Água do rio Douro, de Gaia até às torneiras de Viseu. A sério?
No passado dia 27 de março, foi publicado um despacho do Ministro do Ambiente e da Ação Climática, Duarte Cordeiro, que veio reconhecer o interesse público do alargamento do sistema de água em alta do Grande Porto a nove municípios próximos de Viseu. Sistema concessionado à empresa Águas do Douro e Paiva (ADP), primeiro até 2021 e depois até 2036.
Como não vejo neste alargamento qualquer interesse e, pior, nele observo má engenharia civil e ambiental e má engenharia financeira – escondendo-se o custo aos que vão pagar -, não estaria bem com a minha consciência se não registasse, de alguma forma, as perplexidades que se colocam.
Para quem já não se lembra, em 2017 a Barragem de Fagilde abriu os noticiários nacionais apresentando-se como culpada pela falta de água às populações de Viseu e de outros concelhos próximos. Nesse ano, mobilizaram-se camiões-cisterna para o transporte de água de barragens vizinhas onde, aparentemente, a mesma seca não tinha chegado.
Desde então, e sem nunca terem sido tornadas públicas as causas de se ter verificado, naquela barragem e naquele ano especificamente, de forma tão aguda e anormal, tal escassez de água, foram sendo divulgadas um conjunto de iniciativas tendentes à resolução do problema.
A última dessas iniciativas prevê que se vá captar água no Douro e em Vila Nova de Gaia, a uma cota topográfica próxima do nível do mar, transportando-a por mais de 100 km de condutas com tal orografia que se devem vencer diferenças de cotas superiores a 1000m.

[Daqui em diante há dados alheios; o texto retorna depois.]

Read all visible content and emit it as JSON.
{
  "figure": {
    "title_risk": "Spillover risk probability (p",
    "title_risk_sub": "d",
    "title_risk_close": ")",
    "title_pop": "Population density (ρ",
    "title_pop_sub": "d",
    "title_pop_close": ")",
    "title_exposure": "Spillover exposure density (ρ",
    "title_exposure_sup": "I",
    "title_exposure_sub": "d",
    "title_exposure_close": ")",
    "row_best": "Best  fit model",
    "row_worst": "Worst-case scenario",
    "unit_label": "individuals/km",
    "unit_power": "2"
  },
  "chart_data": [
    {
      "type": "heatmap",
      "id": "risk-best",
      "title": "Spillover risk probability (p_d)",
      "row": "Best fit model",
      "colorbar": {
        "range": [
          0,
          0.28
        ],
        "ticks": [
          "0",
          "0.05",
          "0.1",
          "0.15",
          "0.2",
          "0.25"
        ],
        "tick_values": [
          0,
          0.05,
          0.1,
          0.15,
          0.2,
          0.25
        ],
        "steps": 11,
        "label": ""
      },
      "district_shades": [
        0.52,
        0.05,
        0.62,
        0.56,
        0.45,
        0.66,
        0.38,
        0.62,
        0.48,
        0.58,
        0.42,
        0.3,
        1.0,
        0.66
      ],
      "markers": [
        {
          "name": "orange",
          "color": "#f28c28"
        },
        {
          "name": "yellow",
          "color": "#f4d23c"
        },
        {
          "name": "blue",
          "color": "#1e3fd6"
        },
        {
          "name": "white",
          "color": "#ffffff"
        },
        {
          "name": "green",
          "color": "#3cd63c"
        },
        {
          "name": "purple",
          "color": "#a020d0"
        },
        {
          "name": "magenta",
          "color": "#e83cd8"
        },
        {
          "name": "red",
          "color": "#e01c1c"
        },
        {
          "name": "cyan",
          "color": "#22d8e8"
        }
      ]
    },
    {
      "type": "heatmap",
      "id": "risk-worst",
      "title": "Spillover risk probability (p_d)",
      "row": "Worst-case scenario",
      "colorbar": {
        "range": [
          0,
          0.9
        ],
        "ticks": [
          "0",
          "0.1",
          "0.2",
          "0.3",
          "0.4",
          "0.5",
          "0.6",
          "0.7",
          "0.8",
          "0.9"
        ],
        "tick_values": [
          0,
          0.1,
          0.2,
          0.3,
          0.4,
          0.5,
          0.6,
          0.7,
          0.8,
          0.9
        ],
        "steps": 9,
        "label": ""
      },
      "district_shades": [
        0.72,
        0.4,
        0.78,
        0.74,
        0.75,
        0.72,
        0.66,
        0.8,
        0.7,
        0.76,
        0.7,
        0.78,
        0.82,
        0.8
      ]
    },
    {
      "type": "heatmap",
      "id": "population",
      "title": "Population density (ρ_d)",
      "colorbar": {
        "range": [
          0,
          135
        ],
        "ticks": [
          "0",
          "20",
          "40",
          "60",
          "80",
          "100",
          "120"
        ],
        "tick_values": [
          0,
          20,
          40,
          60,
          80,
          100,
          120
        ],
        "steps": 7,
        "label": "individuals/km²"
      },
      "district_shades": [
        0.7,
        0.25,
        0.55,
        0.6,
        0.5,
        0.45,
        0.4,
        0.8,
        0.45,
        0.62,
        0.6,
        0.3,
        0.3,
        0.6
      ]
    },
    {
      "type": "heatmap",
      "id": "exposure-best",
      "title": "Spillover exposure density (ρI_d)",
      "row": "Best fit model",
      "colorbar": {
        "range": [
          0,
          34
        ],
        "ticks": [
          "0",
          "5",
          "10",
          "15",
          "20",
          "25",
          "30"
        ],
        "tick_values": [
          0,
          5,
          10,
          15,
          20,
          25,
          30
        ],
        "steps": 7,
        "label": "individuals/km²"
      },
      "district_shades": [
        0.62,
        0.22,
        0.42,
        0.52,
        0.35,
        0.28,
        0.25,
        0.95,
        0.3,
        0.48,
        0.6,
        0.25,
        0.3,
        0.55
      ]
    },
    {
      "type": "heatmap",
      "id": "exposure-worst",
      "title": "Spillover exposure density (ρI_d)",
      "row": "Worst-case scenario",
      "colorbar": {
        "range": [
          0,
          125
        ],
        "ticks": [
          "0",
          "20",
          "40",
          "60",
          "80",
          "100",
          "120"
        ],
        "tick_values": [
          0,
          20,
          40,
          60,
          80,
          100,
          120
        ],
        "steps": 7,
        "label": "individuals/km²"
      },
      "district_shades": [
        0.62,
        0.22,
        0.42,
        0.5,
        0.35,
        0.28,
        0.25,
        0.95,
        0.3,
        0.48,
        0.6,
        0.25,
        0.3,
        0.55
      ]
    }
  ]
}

Evidentemente, estamos a falar de obras com custos elevadíssimos: de construção (de acordo com os elementos disponibilizados pela ADP, apesar de contar com 41 milhões de euros de fundos comunitários, este alargamento implica um aumento do seu endividamento em 100 milhões de euros) e de exploração (só o custo da energia para a bombagem ultrapassará o valor da tarifa em alta prevista pela ADP), que vão consumir recursos financeiros e energéticos que tanto escasseiam no setor.
Claro que o despacho de março já prevê o julgamento que, com certeza, alguma geração futura, verdadeiramente preocupada com as alterações climáticas, fará da ineficiência energética desta solução, pelo que estabelece a necessidade de somar ainda mais investimento, neste caso para produção renovável da enorme quantidade de energia que se consumirá. Medida mitigadora, que já começa a ser recorrente, sempre que se pretende justificar infraestruturas com péssima eficiência energética e que esquece que a regra da escassez dos recursos também se aplica aos painéis fotovoltaicos que, por esta via, deixarão de estar disponíveis para consumos energéticos verdadeiramente úteis.
Mas o que é mais impressionante é que esta solução seja decidida sem revelar que as populações do Grande Porto, atualmente abastecidas pela ADP, terão de suportar, futuramente, tarifas em alta 12% acima do atualmente previsto no contrato de concessão de 2017.
Tenho confiança no julgamento público de populações informadas, mas, estou certo, de que tarifas superiores em 12% para levar água por condutas de Gaia a Viseu, sejam difíceis de aceitar por qualquer senso comum.
Quanto à pergunta, mais do que legítima, “devem as populações da região de Viseu ter água na torneira?”, a única resposta é: claro que sim! O ponto é que, se essa pergunta só tem uma resposta, já a pergunta “vinda de onde?” tem múltiplas respostas e que passam, por exemplo, pela redução das perdas, por origens mais próximas existentes e concessionadas a outras empresas do mesmo grupo económico ou por obras hidráulicas que aproveitem os recursos hídricos existentes na região. Todas melhores do que levá-la a partir de Vila Nova de Gaia, em todos os aspetos menos, aparentemente, num - os utilizadores pagadores vão notar.
Aqui chegados, temo que o melhor que possamos esperar é que, depois de construídas todas estas condutas e estações elevatórias, as mesmas não sejam efetivamente utilizadas e se juntem aos elefantes brancos do setor.